For training models with descriptor se_atten
, a new system format is supported to put together the frame-sparse systems with the same atom number.
A system with the HDF5 format has the same structure as the Numpy format, but in an HDF5 file, a system is organized as an HDF5 group. The file name of a Numpy file is the key in an HDF5 file, and the data is the value of the key. One needs to use #
in a DP path to divide the path to the HDF5 file and the HDF5 path:
/path/to/data.hdf5#/H2O
Here, /path/to/data.hdf5
is the file path and /H2O
is the HDF5 path. All HDF5 paths should start with /
. There should be some data in the H2O
group, such as /H2O/type.raw
and /H2O/set.000/force.npy
.
An HDF5 file with a large number of systems has better performance than multiple NumPy files in a large cluster.
A raw file is a plain text file with each information item written in one file and one frame written on one line. It's not directly supported, but we provide a tool to convert them.

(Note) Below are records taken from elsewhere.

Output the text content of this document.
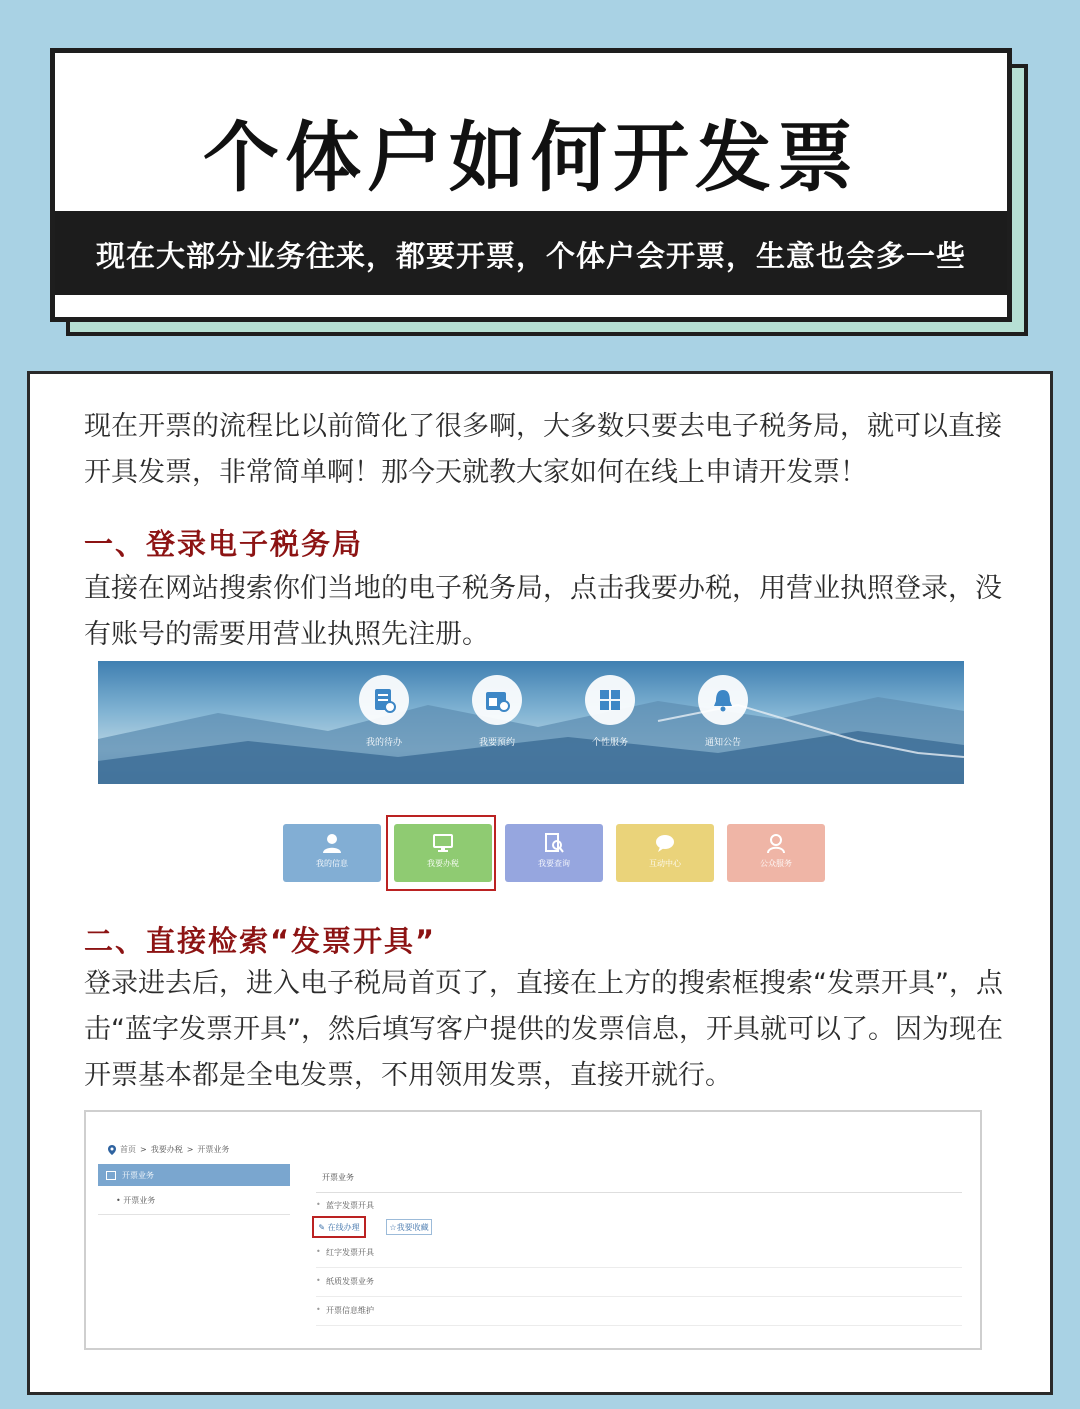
个体户如何开发票
现在大部分业务往来，都要开票，个体户会开票，生意也会多一些

现在开票的流程比以前简化了很多啊，大多数只要去电子税务局，就可以直接开具发票，非常简单啊！那今天就教大家如何在线上申请开发票！

一、登录电子税务局

直接在网站搜索你们当地的电子税务局，点击我要办税，用营业执照登录，没有账号的需要用营业执照先注册。

我的待办	我要预约	个性服务	通知公告
我的信息	我要办税	我要查询	互动中心	公众服务
二、直接检索“发票开具”

登录进去后，进入电子税局首页了，直接在上方的搜索框搜索“发票开具”，点击“蓝字发票开具”，然后填写客户提供的发票信息，开具就可以了。因为现在开票基本都是全电发票，不用领用发票，直接开就行。

首页 > 我要办税 > 开票业务
开票业务
• 开票业务
开票业务
• 蓝字发票开具
✎ 在线办理	☆ 我要收藏
• 红字发票开具
• 纸质发票业务
• 开票信息维护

In the raw format, the property of one frame is provided per line, ending with .raw
. Take an example, the default files that provide box, coordinate, force, energy and virial are box.raw
, coord.raw
, force.raw
, energy.raw
and virial.raw
, respectively. Here is an example of force.raw
:
$ cat force.raw
-0.724 2.039 -0.951 0.841 -0.464 0.363
6.737 1.554 -5.587 -2.803 0.062 2.222
-1.968 -0.163 1.020 -0.225 -0.789 0.343
This force.raw
contains 3 frames with each frame having the forces of 2 atoms, thus it has 3 lines and 6 columns. Each line provides all the 3 force components of 2 atoms in 1 frame. The first three numbers are the 3 force components of the first atom, while the second three numbers are the 3 force components of the second atom. Other files are organized similarly. The number of lines of all raw files should be identical.
One can use the script $deepmd_source_dir/data/raw/raw_to_set.sh
to convert the prepared raw files to the NumPy format. For example, if we have a raw file that contains 6000 frames,
$ ls
box.raw coord.raw energy.raw force.raw type.raw virial.raw
$ $deepmd_source_dir/data/raw/raw_to_set.sh 2000
nframe is 6000
nline per set is 2000
will make 3 sets
making set 0 ...
making set 1 ...
making set 2 ...
$ ls
box.raw coord.raw energy.raw force.raw set.000 set.001 set.002 type.raw virial.raw
It generates three sets set.000
, set.001
and set.002
, with each set containing 2000 frames in the Numpy format.